Black has been around the piano her whole life. Her mother taught piano in their home since she was little, and while she wasn’t a regular student of her mother’s, she observed enough of the lessons that happened in her house to attempt to learn on her own.
“She left me to my own devices, and then when I came to her asking how to do something or how to figure something out, she would help me along the way,” Black said. “So I don’t want to say I was self-taught by any stretch, but I didn’t go the normal route of going to a normal lesson every week and getting a star on my page from the teacher. It was a lot more self-driven than that. I think I begged her to do that once or twice and she would try it and I wouldn’t listen, so she decided it was probably not worth the fight. It was more important for us to get along as mother-daughter.”
While she picked up the music talent from her mother, it was her father, a longtime City Market employee and choir alum from Durango High School, who aided her playing by attempting to distract her.
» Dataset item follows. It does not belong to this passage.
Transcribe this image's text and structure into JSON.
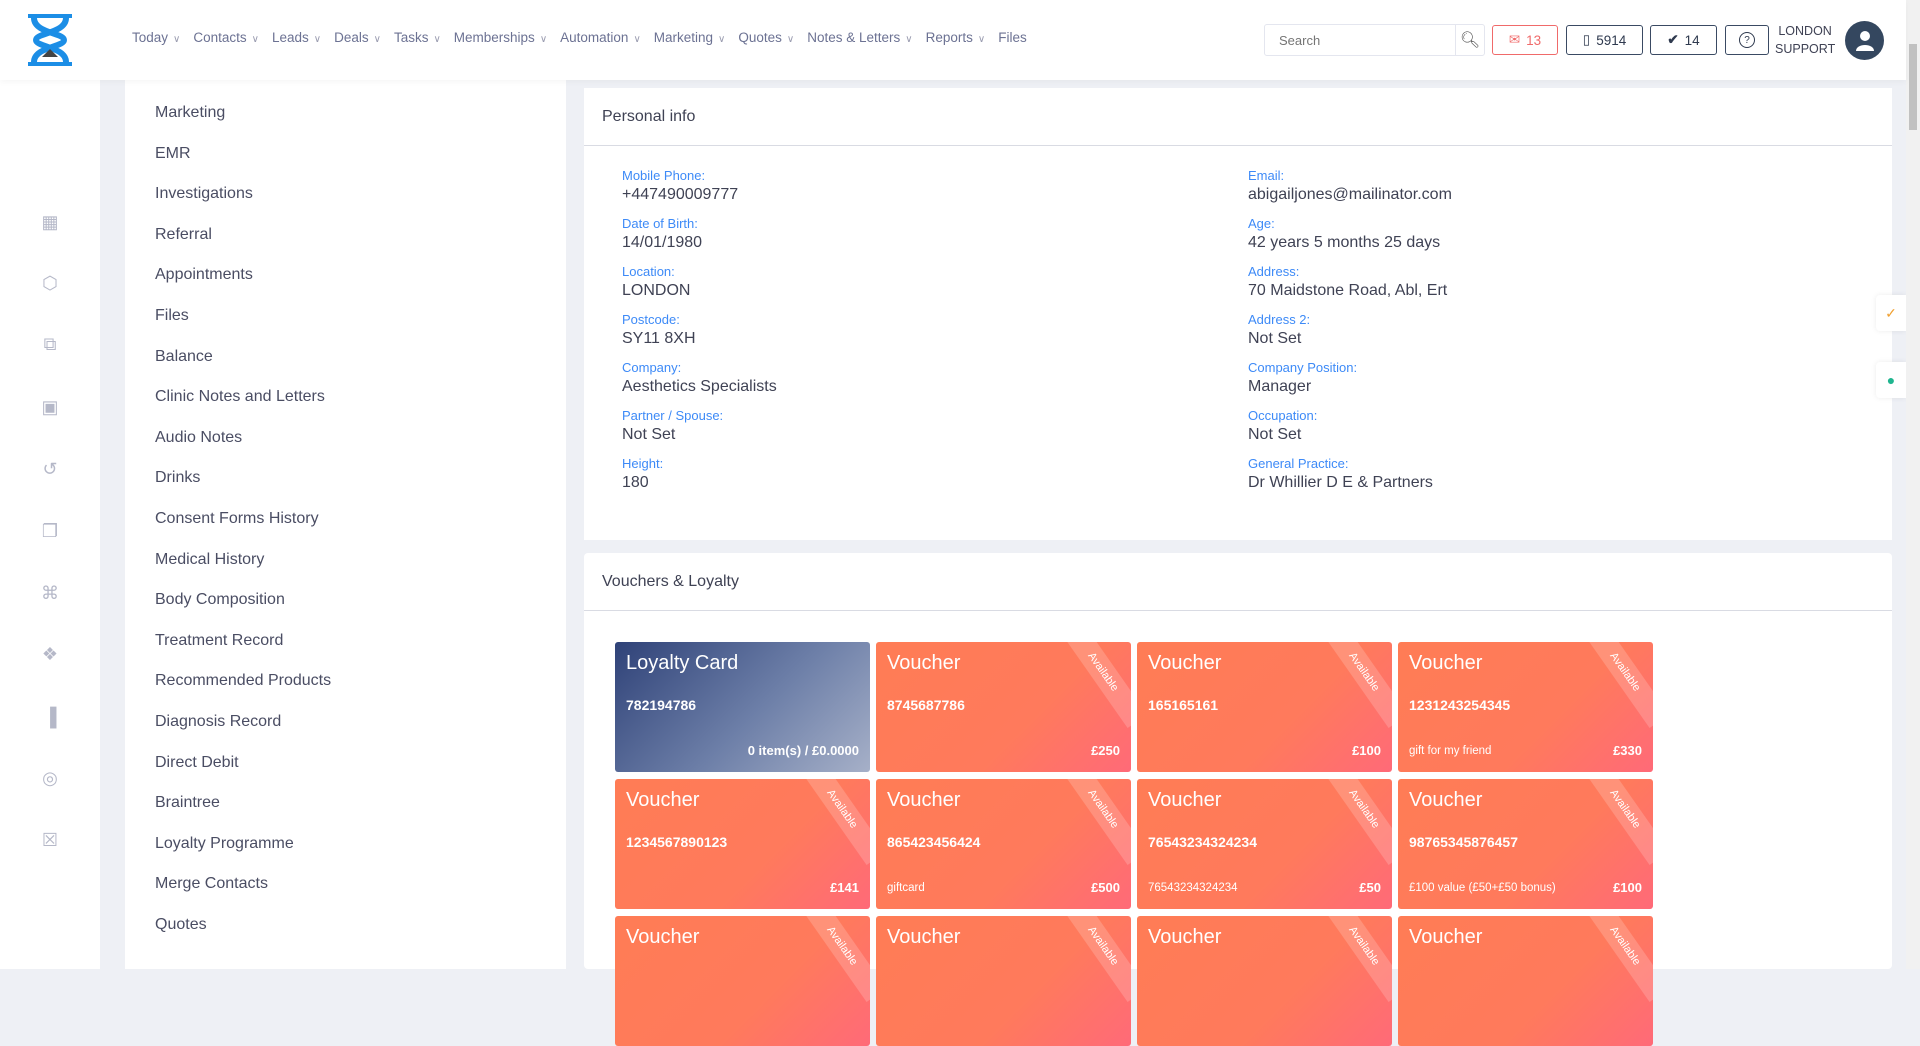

“He would walk into a room and turn off the lights to see if I could keep going or not, teaching me to withstand distractions without it derailing a performance,” Black said. “He’d coach me to close my eyes and get into it when performing, to be more engaging. So I got the music side from Mom and a lot of the performance skills from Dad.”
Reared on songwriters like Paul Simon and Bonnie Raitt, or classic country that ranged from outlaw to novelty, which included Willie Nelson, Kris Kristofferson or the absurdity of C.W. McCall, whose songs name-drop regional locations, she’s kept music and performance in her front pocket since taking on that first professional gig when she was 16.
At Fort Lewis College, she studied education and music, earning a teaching degree and a performance degree in French horn, and led the band Red Rhapsody, which is piano-driven pop – quite the opposite genre from the ragtime she’s made a career out of playing for tourists fresh off the train. Along the way, she’s released records, worked alongside Scott “Scooter” Smith doing sound engineering at local and regional festivals, and kept a steady stream of live performances, which includes future internet performances via social media.
Playing ragtime has been her main gig. Her mother’s teaching abilities helped her figure out the complexities of the music; it also remains a genre with universal recognition and appeal.
“For anyone that’s ever played it, it’s actually quite difficult to work out the rhythms. It’s quite complex and it gets a bad rap. People say, ‘Oh, it must be simple,’ and it’s really not,” Black said. “I’ve had a lot of fun with it because it’s a different kind of energy exchange with the audience. You’re allowing people to time-travel, especially people that are older. The number of eyes that I see glistening back at me after I play a song. And somebody comes up to me after I play a song and says, ‘You know, that was my dad’s favorite song,’ or, ‘I haven’t heard that song since my grandpa died,’ or something like that. That is so much more meaningful to me in many more ways than I’ve ever achieved doing anything else musically.”